I don’t feel like this is really a secret, but I want you guys to know that I love pasta. Actually, I love carbohydrates, just in general. I love pizza, pasta, rice balls and bread. If there were a house fire and it was up to me to choose between saving a child and saving some pasta, I would probably choose the pasta. Ok, that might be exaggerating, but I really really really love pasta.
I don’t make fresh pasta nearly as much as I should, mostly because I hate the whole process of having to wait for it to hydrate; I’m all about that instant gratification. When I do make fresh pasta, however, I keep it simple and only make noodles. I thought I might switch it up a bit and try my hand at some filled pastas (read: ravioli, tortellini). I tried out a few different pasta recipes until I came to a flavor profile I liked (which actually turned out to be the least complicated, go freaking figure) and a few different fillings until I came up with something that I wanted to share with you guys.

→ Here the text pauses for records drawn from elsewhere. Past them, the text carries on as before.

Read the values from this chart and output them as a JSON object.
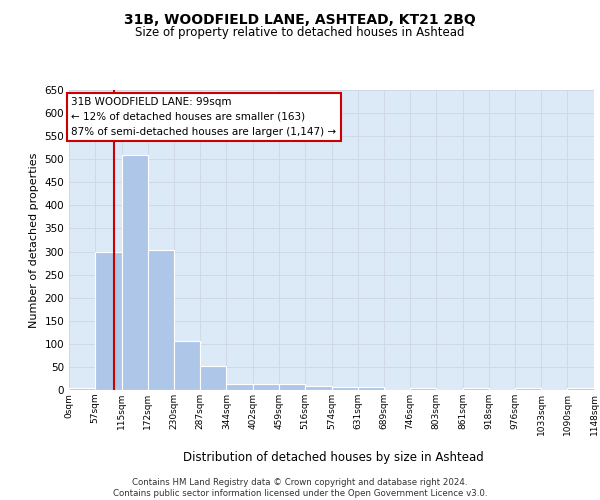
{
  "title1": "31B, WOODFIELD LANE, ASHTEAD, KT21 2BQ",
  "title2": "Size of property relative to detached houses in Ashtead",
  "xlabel": "Distribution of detached houses by size in Ashtead",
  "ylabel": "Number of detached properties",
  "bin_edges": [
    0,
    57,
    115,
    172,
    230,
    287,
    344,
    402,
    459,
    516,
    574,
    631,
    689,
    746,
    803,
    861,
    918,
    976,
    1033,
    1090,
    1148
  ],
  "bar_heights": [
    5,
    298,
    510,
    303,
    107,
    53,
    13,
    14,
    13,
    9,
    7,
    6,
    0,
    5,
    0,
    4,
    0,
    4,
    0,
    4
  ],
  "bar_color": "#aec6e8",
  "grid_color": "#d0d8e8",
  "background_color": "#dce9f7",
  "property_size": 99,
  "property_line_color": "#cc0000",
  "annotation_text": "31B WOODFIELD LANE: 99sqm\n← 12% of detached houses are smaller (163)\n87% of semi-detached houses are larger (1,147) →",
  "annotation_box_color": "#ffffff",
  "annotation_box_edge": "#cc0000",
  "ylim": [
    0,
    650
  ],
  "yticks": [
    0,
    50,
    100,
    150,
    200,
    250,
    300,
    350,
    400,
    450,
    500,
    550,
    600,
    650
  ],
  "footer_text": "Contains HM Land Registry data © Crown copyright and database right 2024.\nContains public sector information licensed under the Open Government Licence v3.0.",
  "tick_labels": [
    "0sqm",
    "57sqm",
    "115sqm",
    "172sqm",
    "230sqm",
    "287sqm",
    "344sqm",
    "402sqm",
    "459sqm",
    "516sqm",
    "574sqm",
    "631sqm",
    "689sqm",
    "746sqm",
    "803sqm",
    "861sqm",
    "918sqm",
    "976sqm",
    "1033sqm",
    "1090sqm",
    "1148sqm"
  ]
}
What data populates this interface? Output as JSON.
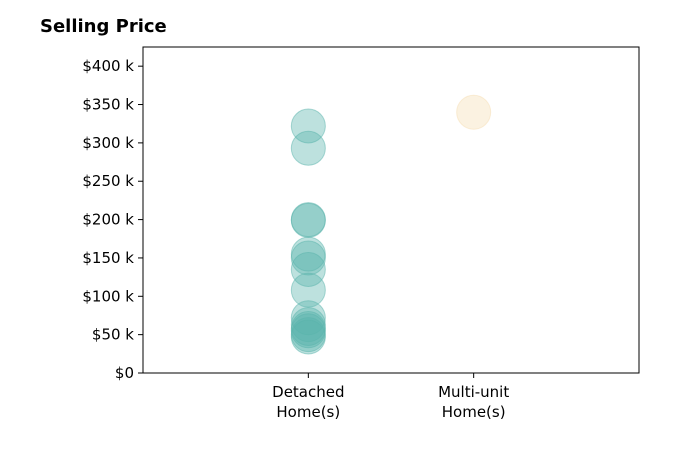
{
  "chart_data": {
    "type": "scatter",
    "title": "Selling Price",
    "xlabel": "",
    "ylabel": "",
    "categories": [
      "Detached\nHome(s)",
      "Multi-unit\nHome(s)"
    ],
    "ylim": [
      0,
      425000
    ],
    "yticks": [
      0,
      50000,
      100000,
      150000,
      200000,
      250000,
      300000,
      350000,
      400000
    ],
    "ytick_labels": [
      "$0",
      "$50 k",
      "$100 k",
      "$150 k",
      "$200 k",
      "$250 k",
      "$300 k",
      "$350 k",
      "$400 k"
    ],
    "grid": false,
    "series": [
      {
        "category": "Detached\nHome(s)",
        "color": "#5ab4ac",
        "values": [
          322000,
          293000,
          200000,
          199000,
          155000,
          150000,
          135000,
          108000,
          72000,
          63000,
          58000,
          55000,
          50000,
          47000
        ]
      },
      {
        "category": "Multi-unit\nHome(s)",
        "color": "#f5deb3",
        "values": [
          340000
        ]
      }
    ]
  }
}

The pastas themselves varied wildly, I felt, based on what types of flour you used and in what proportions, while the fillings (no matter what they were) were all delicious. That’s the awesome thing about ravioli filling, as long as the moisture is relatively low and the ricotta is quality you can really do anything you want as long as you do it in balance. I could eat this ravioli all day long with just the original Plain Jane ricotta filling that we initially created, but the spinach and sage filling is by far my favorite!
10 oz semolina
2 whole eggs, at room temperature
2 egg yolks, at room temperature
7 oz ricotta
1 oz gruyere
1 oz parmesan
1 oz spinach (wilted and pressed dry)
.5 oz sage (browned/toasted)
pinch of salt and pepper if desired
Cooking these beauties is the same as cooking any other filled pasta that you might buy from the store; drop them in salted boiling water and wait for them to float, allow them to cook a few more minutes then drain. I do recommend that you use them immediately as I have yet to find a reliable manner of storing them without parts becoming either too dry or too wet. If you do not have a pasta maker then you can for sure make these, just use a rolling pin and roll out all of your pieces until you reach the desired thickness and cute whatever width of pasta you want.
Just like that you’ve made the king of pastas and when you serve this to your friends they’ll be all like: “Holy hot damn, you made ravioli!” I might also be exaggerating here, but that’s literally what I would say if you made this for me. The pasta is tender and the filling is literally to die for, but if you don’t like sage or your not married to this particular filling mixture then vary it up however you want. Ravioli filling is really quite forgiving and it’s all about catering to your personal tastes. I also think porcini and ricotta makes for a great ravioli filling, you just can’t be afraid to experiment in the kitchen!
Let me know what your favorite ravioli fillings are and if you end up trying out this recipe!